Dreams

Nov 22, 2008 21:46

It has been a month and half. The only goal that I've started to accomplish is being better to my friends, and trying to trust more. Other then that, I really haven't done anything. I wonder why? I can see this person that I want to be. She's happy, lives each day to the fullest, and takes everything with a grain of salt. I'm still a long ways away from that person.

On another note, I have been thinking quite a bit about dreams. Not the kind while we sleep, but the ones we are passionate about, the ones that make us happy when we think about them.

I wonder what stops people from living out their dreams. I'm sure for some it's fear of the unknown, for others it could be hugely inconvenient, and maybe some feel they just don't have the means to do it.

Wouldn't it be sad, to go your whole life dreaming of what could be? There was a quote I heard, "One day your life will flash before your eyes, make sure it's worth watching." It's interesting, because a wonderful life could be so different for so many different people.
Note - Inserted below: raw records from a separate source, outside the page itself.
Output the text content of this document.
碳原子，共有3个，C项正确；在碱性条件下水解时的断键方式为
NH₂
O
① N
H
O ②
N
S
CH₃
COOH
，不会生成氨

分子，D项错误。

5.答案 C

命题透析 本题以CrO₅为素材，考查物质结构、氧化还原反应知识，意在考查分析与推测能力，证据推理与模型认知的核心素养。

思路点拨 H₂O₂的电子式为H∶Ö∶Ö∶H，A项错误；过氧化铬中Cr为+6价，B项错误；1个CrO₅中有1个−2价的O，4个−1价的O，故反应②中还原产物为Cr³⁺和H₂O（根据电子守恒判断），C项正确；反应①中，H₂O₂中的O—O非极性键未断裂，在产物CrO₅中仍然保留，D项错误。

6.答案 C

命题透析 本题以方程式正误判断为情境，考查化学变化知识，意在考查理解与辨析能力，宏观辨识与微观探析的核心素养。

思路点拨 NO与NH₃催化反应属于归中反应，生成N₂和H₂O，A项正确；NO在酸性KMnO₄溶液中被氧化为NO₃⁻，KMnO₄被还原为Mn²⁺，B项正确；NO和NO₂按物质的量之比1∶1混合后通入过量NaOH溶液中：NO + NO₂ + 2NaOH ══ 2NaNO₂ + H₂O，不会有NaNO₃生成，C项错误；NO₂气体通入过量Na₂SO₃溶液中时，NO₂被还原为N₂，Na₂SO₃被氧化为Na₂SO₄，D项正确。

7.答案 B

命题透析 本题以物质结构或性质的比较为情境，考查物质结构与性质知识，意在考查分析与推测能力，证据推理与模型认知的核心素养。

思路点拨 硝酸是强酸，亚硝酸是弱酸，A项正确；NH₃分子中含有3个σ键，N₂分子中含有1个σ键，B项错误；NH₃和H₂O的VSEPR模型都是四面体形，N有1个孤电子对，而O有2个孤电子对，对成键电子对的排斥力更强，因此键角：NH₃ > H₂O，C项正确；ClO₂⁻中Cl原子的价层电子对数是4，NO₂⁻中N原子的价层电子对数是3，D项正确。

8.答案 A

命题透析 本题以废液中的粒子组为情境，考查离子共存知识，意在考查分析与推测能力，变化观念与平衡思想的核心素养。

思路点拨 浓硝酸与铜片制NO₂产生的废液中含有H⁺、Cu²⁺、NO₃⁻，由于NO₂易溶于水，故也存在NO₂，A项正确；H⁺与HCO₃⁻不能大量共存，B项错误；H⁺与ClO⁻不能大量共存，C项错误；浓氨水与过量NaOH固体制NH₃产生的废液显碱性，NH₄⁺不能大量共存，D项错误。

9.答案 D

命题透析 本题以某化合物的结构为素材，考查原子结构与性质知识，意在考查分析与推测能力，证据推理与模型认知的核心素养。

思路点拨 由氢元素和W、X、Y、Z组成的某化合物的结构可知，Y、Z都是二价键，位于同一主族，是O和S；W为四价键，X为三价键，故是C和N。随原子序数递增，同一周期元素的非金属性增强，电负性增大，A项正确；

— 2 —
Some people dream of the perfect career, some people dream of settling down and starting a family, some people dream of seeing the world. I think something that I have to remember is to respect everyone's dream, as different as they may be.

I still haven't quite figured out my dream. I'm in an unusual position because, at 21, I'm living with someone who I'm quite happy with. I like to think that besides becoming a better human being and figuring out my career, everything else in my life is wonderful right now.

There are still many things I'd like to do, as I'm not sure my life would be worth watching just yet.

*I'm doped up on cold medication and wine, so take it for what it's worth.